Diacritics in search queries

Jon · May 7, 2025, 2:54pm

Thanks for this Conor. I definitely see the issue here. The search function is currently just a simple, case-insensitive string search, like Ctrl+F. We had to make a decision in the winter about whether to begin with this or to develop a slightly more elaborate search function (PostgreSQL’s full-text search), which would handle word variations, partial matches, and would rank results by relevance. The problem with the latter option was that it would take a while to build yet would quickly become redundant.

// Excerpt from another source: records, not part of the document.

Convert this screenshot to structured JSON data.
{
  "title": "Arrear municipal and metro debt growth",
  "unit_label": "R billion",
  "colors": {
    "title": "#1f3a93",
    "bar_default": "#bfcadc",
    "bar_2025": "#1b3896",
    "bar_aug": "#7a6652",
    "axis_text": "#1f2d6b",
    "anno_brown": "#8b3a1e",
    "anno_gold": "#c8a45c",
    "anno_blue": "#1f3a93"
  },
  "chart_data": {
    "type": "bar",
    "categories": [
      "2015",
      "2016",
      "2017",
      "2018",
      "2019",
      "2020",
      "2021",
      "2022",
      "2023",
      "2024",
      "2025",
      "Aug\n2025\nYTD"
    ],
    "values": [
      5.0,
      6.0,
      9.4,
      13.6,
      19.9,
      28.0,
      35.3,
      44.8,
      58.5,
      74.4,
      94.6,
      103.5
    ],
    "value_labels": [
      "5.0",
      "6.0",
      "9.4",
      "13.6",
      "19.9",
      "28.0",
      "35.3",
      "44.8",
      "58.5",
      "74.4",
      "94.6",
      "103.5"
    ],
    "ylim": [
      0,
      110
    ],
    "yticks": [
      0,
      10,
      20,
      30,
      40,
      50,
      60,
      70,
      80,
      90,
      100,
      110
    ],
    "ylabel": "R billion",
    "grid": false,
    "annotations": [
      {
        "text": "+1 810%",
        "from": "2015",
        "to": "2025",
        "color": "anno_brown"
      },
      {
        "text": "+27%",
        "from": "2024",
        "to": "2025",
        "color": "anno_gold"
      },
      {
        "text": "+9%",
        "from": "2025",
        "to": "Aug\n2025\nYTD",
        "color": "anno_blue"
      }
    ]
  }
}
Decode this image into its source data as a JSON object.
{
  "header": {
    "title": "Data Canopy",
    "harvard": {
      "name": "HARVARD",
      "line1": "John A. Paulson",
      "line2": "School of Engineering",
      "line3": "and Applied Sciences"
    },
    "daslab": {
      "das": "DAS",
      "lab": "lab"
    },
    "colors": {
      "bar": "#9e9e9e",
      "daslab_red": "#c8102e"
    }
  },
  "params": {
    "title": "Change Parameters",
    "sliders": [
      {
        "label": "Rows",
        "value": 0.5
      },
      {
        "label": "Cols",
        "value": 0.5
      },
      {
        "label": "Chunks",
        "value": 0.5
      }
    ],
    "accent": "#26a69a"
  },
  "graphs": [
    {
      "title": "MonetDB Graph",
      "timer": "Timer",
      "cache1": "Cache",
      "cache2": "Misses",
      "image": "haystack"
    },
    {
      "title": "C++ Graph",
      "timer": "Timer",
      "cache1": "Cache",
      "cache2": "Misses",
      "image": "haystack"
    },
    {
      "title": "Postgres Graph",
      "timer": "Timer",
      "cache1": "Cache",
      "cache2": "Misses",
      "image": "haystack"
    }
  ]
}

Our goal for Leo is to have true semantic searching, which means to search for a meaningful concept rather than exact token overlap, so that any given query would also find results for roughly the same idea expressed in other lexical forms like synonyms or paraphrases. So if you searched for, say, the “glorious revolution” in eighteenth-century British pamphlets, you would also get hits for “the bloodless revolution”, “the happy revolution”, “the restoration of our liberties”, or “the great deliverance” when these referred to the same event. To do this will take time and investment. We’ll need to create quality embeddings and a vector-search layer, make it work with other metadata filters, build evaluation tooling, and integrate this system into Leo’s user interface. Of course, once it’s done, the problem with diacritics would disappear altogether.

It’ll be a little while until this is fully put together but I’ll talk with Jack and see if there are any small things that we can do to improve the search feature to tackle this and similar issues with near results in the meantime.